C’est dans les années 70 également que Dave Evans débarque en Belgique, vraisemblablement dans un atelier de poterie. Mais son jeu de guitare n’échappe à personne et son charme séduit une jeune belge. Il n’en faut guère plus pour rester au plat pays. Dave va bientôt mettre un de ses nombreux talents au service des amateurs de guitares ; il sera réparateur d’instruments chez Hill’s Music à Bruxelles et va également fabriquer quelques guitares étonnantes que divers musiciens lui commandent. Pierre Bensusan lui aurait d’ailleurs commandé une guitare harpe de 23 cordes. La scène belge est suffisamment éveillée et invite Dave dans certains clubs et festivals ; on le voit également à cette époque au sein du groupe flamand Bloempataat. Mais c’est seul sur scène qu’il s’impose vraiment, fin guitariste aux compositions audacieuses et chanteur on ne peut plus agréable.

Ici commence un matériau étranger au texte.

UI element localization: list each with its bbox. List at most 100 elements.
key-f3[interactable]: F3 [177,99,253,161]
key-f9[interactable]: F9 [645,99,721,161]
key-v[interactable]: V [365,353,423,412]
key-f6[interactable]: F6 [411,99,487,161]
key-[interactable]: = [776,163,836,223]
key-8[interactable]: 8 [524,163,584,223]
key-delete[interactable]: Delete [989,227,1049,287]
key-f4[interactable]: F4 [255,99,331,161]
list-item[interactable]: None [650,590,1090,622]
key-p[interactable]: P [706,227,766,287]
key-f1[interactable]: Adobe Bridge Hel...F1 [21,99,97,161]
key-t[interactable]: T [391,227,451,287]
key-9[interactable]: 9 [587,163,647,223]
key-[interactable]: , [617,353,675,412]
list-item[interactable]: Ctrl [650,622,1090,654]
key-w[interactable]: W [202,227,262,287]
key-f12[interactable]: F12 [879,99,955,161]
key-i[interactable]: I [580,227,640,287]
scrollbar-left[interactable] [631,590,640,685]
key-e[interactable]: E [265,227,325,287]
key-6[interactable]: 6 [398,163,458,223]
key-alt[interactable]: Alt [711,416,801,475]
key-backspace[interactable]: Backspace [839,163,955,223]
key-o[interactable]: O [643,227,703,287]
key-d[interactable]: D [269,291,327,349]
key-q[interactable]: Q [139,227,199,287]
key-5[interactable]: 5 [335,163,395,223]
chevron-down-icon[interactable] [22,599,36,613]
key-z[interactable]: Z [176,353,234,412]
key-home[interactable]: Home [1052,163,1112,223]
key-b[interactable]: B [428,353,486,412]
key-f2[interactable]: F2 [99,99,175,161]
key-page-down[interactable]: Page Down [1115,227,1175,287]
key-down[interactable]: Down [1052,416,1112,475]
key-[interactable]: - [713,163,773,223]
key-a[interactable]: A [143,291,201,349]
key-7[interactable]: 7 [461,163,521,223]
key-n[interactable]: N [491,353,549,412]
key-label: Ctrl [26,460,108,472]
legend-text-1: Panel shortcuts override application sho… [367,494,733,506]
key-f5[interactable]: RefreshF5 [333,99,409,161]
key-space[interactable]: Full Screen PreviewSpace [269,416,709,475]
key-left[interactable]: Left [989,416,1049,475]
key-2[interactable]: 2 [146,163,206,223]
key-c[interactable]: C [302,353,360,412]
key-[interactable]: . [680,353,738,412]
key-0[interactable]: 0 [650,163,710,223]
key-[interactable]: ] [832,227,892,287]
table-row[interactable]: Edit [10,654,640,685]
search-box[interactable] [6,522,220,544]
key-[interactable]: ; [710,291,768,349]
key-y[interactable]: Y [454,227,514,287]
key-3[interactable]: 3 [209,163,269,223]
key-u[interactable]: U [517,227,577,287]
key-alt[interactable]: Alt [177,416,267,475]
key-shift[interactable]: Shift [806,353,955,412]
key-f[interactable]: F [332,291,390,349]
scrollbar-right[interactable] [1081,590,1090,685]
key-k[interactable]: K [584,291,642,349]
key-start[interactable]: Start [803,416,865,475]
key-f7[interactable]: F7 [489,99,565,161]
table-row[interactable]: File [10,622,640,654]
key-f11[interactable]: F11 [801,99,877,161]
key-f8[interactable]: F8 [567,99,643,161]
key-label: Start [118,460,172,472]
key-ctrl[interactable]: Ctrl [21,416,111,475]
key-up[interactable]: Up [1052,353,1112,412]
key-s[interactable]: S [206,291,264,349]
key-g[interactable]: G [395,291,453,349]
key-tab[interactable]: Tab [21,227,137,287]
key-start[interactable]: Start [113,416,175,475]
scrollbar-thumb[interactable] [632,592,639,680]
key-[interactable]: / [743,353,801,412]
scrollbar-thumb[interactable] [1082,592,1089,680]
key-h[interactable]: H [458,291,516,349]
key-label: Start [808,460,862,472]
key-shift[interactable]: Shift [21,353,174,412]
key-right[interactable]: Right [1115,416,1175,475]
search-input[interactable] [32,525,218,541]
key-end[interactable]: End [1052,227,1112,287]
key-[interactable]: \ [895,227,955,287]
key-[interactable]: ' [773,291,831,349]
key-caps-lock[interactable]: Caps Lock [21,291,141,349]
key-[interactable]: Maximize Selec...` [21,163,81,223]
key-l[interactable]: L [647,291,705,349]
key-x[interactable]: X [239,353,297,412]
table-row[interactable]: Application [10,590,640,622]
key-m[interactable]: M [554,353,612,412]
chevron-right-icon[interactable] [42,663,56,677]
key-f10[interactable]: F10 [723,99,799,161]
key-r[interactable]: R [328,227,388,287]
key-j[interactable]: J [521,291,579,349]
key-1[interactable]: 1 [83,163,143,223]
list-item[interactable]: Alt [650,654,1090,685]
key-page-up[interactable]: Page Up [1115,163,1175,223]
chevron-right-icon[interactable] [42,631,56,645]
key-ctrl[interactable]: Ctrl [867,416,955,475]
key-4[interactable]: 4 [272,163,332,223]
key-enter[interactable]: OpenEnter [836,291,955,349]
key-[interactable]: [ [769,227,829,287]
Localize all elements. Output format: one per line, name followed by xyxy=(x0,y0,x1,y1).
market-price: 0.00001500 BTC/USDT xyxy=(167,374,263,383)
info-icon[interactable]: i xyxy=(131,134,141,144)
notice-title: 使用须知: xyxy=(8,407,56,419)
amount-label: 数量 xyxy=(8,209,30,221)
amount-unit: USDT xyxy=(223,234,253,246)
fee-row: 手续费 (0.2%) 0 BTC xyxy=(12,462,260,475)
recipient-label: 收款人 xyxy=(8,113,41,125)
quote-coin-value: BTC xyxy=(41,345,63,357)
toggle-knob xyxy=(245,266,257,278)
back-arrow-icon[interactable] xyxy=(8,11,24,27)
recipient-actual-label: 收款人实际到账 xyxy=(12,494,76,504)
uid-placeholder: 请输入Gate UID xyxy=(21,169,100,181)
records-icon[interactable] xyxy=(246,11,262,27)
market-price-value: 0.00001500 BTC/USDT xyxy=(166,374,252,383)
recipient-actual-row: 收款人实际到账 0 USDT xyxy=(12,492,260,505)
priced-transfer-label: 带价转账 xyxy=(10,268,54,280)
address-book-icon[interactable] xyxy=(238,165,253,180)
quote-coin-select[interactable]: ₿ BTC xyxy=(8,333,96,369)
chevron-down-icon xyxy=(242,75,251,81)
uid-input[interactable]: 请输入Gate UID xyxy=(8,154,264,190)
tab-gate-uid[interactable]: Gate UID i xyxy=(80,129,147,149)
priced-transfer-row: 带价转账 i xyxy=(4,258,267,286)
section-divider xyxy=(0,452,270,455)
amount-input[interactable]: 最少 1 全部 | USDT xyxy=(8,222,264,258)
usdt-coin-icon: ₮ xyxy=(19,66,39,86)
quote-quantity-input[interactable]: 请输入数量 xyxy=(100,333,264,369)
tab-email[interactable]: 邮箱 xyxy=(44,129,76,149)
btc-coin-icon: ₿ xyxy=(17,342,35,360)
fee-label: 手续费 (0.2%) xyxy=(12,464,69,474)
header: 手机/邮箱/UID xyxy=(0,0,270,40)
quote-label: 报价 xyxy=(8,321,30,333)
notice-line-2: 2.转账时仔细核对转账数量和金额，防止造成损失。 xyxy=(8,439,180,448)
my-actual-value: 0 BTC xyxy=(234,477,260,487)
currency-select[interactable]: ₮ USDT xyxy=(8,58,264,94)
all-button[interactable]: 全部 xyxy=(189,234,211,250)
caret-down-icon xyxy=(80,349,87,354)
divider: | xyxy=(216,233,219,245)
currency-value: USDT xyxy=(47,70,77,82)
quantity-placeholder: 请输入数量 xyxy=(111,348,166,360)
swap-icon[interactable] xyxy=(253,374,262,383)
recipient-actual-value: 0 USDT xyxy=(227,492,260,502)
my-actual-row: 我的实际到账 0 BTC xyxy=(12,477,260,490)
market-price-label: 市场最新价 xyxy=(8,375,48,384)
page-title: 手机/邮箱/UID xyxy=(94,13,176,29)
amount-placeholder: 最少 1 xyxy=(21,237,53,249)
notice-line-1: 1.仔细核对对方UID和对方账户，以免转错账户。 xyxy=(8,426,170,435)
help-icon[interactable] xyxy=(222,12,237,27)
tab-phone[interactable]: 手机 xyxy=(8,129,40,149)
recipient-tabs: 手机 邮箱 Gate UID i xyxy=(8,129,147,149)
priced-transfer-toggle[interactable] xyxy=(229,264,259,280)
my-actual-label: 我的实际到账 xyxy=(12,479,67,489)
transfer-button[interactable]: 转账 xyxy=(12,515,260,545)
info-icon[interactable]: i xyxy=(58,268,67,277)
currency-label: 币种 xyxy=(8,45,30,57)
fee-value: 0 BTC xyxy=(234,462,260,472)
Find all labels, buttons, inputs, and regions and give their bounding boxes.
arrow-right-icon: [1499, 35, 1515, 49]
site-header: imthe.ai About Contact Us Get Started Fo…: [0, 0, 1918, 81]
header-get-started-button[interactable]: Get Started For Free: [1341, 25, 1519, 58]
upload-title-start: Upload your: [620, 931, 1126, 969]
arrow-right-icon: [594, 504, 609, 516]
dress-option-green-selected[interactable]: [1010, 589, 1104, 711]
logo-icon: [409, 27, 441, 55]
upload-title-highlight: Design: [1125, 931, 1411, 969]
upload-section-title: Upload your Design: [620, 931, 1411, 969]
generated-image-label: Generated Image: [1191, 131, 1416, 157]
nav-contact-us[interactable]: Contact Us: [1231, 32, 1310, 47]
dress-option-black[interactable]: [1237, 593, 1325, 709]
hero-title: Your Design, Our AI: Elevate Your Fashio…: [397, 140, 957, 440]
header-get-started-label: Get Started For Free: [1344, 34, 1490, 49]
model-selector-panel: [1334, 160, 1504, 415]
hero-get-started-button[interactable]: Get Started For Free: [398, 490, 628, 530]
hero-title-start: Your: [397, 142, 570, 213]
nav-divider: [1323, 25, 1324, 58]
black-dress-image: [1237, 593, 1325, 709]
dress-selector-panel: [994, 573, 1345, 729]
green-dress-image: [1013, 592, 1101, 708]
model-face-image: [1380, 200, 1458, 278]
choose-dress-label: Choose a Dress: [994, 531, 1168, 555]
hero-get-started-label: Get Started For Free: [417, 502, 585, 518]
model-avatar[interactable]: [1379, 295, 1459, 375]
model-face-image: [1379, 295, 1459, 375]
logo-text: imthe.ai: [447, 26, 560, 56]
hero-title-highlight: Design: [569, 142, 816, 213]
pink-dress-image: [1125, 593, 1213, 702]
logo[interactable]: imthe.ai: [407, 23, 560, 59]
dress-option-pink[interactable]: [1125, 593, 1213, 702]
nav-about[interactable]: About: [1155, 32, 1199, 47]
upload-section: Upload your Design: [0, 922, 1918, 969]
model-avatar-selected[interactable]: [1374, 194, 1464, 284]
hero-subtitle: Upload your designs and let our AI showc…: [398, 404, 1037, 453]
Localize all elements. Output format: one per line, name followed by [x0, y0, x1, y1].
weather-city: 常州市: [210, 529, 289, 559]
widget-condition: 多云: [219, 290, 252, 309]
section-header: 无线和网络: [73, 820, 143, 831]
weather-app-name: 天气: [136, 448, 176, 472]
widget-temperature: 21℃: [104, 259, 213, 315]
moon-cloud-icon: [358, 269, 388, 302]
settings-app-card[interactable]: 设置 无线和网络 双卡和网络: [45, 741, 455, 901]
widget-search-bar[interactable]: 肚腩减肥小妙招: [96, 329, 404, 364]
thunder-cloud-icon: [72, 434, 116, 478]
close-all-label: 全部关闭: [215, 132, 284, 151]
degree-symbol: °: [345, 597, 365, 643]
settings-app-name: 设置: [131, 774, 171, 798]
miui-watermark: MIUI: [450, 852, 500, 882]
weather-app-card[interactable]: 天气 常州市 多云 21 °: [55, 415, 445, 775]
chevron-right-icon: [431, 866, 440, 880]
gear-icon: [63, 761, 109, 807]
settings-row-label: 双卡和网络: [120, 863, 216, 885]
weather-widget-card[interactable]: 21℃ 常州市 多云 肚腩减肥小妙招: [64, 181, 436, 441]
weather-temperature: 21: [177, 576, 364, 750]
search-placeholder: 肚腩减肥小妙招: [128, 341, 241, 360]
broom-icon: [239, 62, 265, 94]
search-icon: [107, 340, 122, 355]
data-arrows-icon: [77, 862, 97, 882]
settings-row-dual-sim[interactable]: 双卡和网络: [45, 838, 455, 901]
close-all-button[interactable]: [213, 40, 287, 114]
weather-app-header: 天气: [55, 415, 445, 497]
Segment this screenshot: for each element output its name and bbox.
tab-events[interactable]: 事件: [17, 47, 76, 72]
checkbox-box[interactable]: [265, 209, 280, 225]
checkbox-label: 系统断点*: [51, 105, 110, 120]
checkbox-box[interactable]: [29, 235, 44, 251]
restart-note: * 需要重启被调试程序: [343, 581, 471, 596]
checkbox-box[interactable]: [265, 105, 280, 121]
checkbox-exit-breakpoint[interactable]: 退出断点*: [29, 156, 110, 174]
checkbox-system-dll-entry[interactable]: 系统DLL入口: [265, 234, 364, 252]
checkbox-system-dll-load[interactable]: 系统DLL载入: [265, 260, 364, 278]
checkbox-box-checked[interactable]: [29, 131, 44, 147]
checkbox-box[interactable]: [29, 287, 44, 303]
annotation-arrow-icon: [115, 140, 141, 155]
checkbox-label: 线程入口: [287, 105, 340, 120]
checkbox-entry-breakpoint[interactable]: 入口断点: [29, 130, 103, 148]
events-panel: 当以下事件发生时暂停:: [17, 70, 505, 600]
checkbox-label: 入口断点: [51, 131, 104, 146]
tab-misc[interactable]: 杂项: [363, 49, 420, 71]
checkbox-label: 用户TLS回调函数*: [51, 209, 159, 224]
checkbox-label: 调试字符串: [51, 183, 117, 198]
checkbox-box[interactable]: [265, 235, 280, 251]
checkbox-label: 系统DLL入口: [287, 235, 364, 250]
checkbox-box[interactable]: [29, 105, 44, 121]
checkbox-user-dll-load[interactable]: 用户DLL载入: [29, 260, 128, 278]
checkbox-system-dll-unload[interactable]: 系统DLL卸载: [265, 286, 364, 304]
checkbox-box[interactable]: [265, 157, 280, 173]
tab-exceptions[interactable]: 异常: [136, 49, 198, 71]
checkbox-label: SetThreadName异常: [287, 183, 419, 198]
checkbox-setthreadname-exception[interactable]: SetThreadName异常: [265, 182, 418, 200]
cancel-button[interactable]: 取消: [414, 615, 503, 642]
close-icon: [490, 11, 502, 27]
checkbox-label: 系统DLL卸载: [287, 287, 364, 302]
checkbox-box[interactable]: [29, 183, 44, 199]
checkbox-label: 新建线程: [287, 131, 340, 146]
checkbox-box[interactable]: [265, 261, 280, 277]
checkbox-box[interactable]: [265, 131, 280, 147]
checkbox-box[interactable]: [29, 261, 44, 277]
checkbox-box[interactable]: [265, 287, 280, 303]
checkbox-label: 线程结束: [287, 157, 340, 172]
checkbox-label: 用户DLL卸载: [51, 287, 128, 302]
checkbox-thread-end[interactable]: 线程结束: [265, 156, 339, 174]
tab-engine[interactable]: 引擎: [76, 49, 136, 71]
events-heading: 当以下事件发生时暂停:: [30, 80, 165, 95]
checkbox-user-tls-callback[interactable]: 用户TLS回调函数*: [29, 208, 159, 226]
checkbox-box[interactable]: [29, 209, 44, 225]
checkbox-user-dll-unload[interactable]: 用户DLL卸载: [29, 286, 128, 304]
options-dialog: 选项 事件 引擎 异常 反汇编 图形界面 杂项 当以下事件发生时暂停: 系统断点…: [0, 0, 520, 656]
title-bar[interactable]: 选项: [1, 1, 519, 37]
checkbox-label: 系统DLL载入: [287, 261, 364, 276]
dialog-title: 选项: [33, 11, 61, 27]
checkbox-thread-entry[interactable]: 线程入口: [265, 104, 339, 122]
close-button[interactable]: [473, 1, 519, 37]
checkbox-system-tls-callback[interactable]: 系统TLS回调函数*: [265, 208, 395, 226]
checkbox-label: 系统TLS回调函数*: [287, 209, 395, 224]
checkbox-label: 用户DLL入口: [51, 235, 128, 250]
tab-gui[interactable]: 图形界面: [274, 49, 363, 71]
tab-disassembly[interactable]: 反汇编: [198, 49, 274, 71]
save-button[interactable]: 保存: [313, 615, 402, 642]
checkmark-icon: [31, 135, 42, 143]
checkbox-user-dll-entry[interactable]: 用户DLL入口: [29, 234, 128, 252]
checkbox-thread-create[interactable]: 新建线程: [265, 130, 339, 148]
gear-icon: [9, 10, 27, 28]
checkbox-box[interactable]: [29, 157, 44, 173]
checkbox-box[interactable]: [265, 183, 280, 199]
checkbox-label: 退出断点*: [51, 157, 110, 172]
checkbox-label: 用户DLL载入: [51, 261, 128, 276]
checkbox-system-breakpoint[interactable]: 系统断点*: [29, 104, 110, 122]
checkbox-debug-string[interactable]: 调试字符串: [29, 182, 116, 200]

Nous allions, souvenir ému, jusqu’à perdre un peu de notre fric pour le programmer en de petits lieux improbables où il gagnait quelques nouveaux fans étonnés de ce qu’on pouvait faire avec six cordes. En 1977, il joua en première partie de Steeleye Span à la Maison de la culture de Namur. On avait l’habitude de le voir en de petites salles très conviviales qui le mettaient sans doute à l’aise. Mais là, face à un public plus vaste, il paraissait loin sur cette scène (et pourtant la salle n’était pas immense !), il avait manifestement le trac et nous l’expliqua en jouant son superbe titre Stagefright : « Stagefright is what’s happening right now, here » dit-il alors au public avant d’entamer cette prouesse de picking avec un délié et une souplesse qui étouffèrent vite sa peur du moment.
Ce week-end de Pâques, Dave a quitté ce monde et ses amis, il avait semble-t-il 80 ans. Il nous reste à écouter ses disques dont Ian A. Anderson a réédité en CD l’intégralité de The words in between plus cinq titres de l’album Elephantasia sur le label The Weekend Beatnik/Rogue Productions.
C’est l’occasion d’écouter ses chansons qui décrivent des personnages qu’il a rencontrés et observés. Il peut s’agir d’une vieille voisine qu’on ne voit quasi jamais, d’une sorte de clochard infirme, d’une pin-up du quartier, du chat de Steve Tilston… des scènes et personnages de la vie quotidienne dépeints et chantés avec poésie.
Je dédie cet hommage à Dave Evans à ses amis Fritchou Dawans et Lorcan et Kieran Fahy.